Sans tambour ni trompette
jacques Guyon 17/12/2010
Le DMP vous connaissez? Non. Pas étonnant. Et pourtant le DMP a été lancé hier. En catimini. Déjà entré en partie en vigueur, il ne sera officiellement porté sur les fonts baptismaux que le 5 janvier prochain. Une telle discrétion a de quoi surprendre de la part d'un gouvernement qui n'a pas pour habitude de ne pas faire savoir ce qu'il fait. Surtout lorsqu'il peut en retirer quelques dividendes.
Or ce DMP - pour dossier médical personnel - peut précisément constituer un vrai progrès, une réelle avancée. Avancée qui d'ailleurs avait été saluée cet été par celle qui était encore ministre de la Santé, Roselyne Bachelot, décrivant alors «un grand projet de santé public». Permettre un suivi médical du patient, avoir pour chaque médecin et spécialistes qui le traitent instantanément accès aux examens des confrères et à l'historique du malade, s'éviter les problèmes d'interactions médicamenteuses néfastes: telles sont quelques-unes des avancées que va permettre la mise en place de ce dossier médical informatisé accessible en temps réel et de n'importe quel endroit grâce à internet.

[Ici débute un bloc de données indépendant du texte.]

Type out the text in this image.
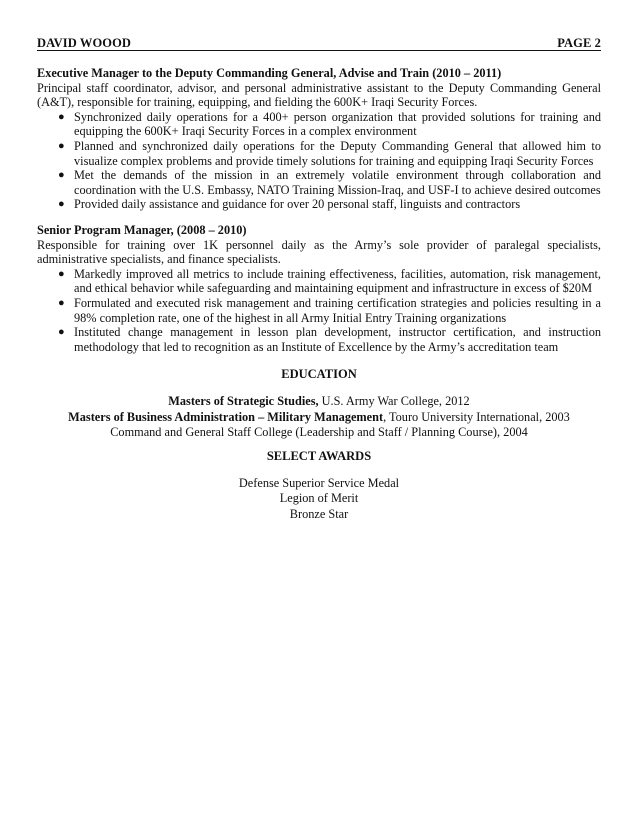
DAVID WOOOD	PAGE 2
Executive Manager to the Deputy Commanding General, Advise and Train (2010 – 2011)
Principal staff coordinator, advisor, and personal administrative assistant to the Deputy Commanding General (A&T), responsible for training, equipping, and fielding the 600K+ Iraqi Security Forces.
● Synchronized daily operations for a 400+ person organization that provided solutions for training and equipping the 600K+ Iraqi Security Forces in a complex environment
● Planned and synchronized daily operations for the Deputy Commanding General that allowed him to visualize complex problems and provide timely solutions for training and equipping Iraqi Security Forces
● Met the demands of the mission in an extremely volatile environment through collaboration and coordination with the U.S. Embassy, NATO Training Mission-Iraq, and USF-I to achieve desired outcomes
● Provided daily assistance and guidance for over 20 personal staff, linguists and contractors
Senior Program Manager, (2008 – 2010)
Responsible for training over 1K personnel daily as the Army’s sole provider of paralegal specialists, administrative specialists, and finance specialists.
● Markedly improved all metrics to include training effectiveness, facilities, automation, risk management, and ethical behavior while safeguarding and maintaining equipment and infrastructure in excess of $20M
● Formulated and executed risk management and training certification strategies and policies resulting in a 98% completion rate, one of the highest in all Army Initial Entry Training organizations
● Instituted change management in lesson plan development, instructor certification, and instruction methodology that led to recognition as an Institute of Excellence by the Army’s accreditation team
EDUCATION
Masters of Strategic Studies, U.S. Army War College, 2012
Masters of Business Administration – Military Management, Touro University International, 2003
Command and General Staff College (Leadership and Staff / Planning Course), 2004
SELECT AWARDS
Defense Superior Service Medal
Legion of Merit
Bronze Star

Ce n'est pas rien et aurait mérité plus de publicité si... Si le DMP n'avait pas été survendu lors de son lancement par un certain Philippe Douste-Blazy en 2004. A l'époque il nous avait été présenté comme la baguette magique qui non seulement permettrait un meilleur suivi médical de la population mais surtout était censé guérir en partie le trou inextinguible de la Sécu.
A lui seul le DMP - qui à l'époque était prévu pour être obligatoire pour tout assuré - devait faire économiser 3,5 milliards d'euros à la caisse maladie et ceci dès le début de 2007, date annoncée de son lancement...
Sauf que le ministre de la Santé avait confondu vitesse et précipitation et sous-estimé un certain nombre de difficultés: installation de logiciels et de systèmes pouvant «faire parler» ensemble les ordinateurs des médecins et des hôpitaux, sécurisation des données mais surtout garantie de la vie privée et de la confidentialité du patient. Un radiologue ou un dermatologue devait-il avoir accès par exemple à des données concernant une interruption volontaire de grossesse ?
Du coup la CNIL a été saisie. Et après examen des problèmes éthiques a donné son feu vert mais en conditionnant le dossier médical personnel aux seuls patients volontaires. Même si cette décision est sage, voilà qui réduit d'autant les économies espérées pour la Sécu. D'autant qu'outre les installations techniques nécessaires chez les professionnels de la santé, la gestion de ce système va forcément avoir un coût. Et que personne au gouvernement n'ose plus évoquer l'économie de plus de 3 milliards que ce dossier devait faire faire à notre bonne vieille Sécu.
Une presque septuagénaire qui aurait bien besoin elle aussi qu'on lui établisse un vrai DMP.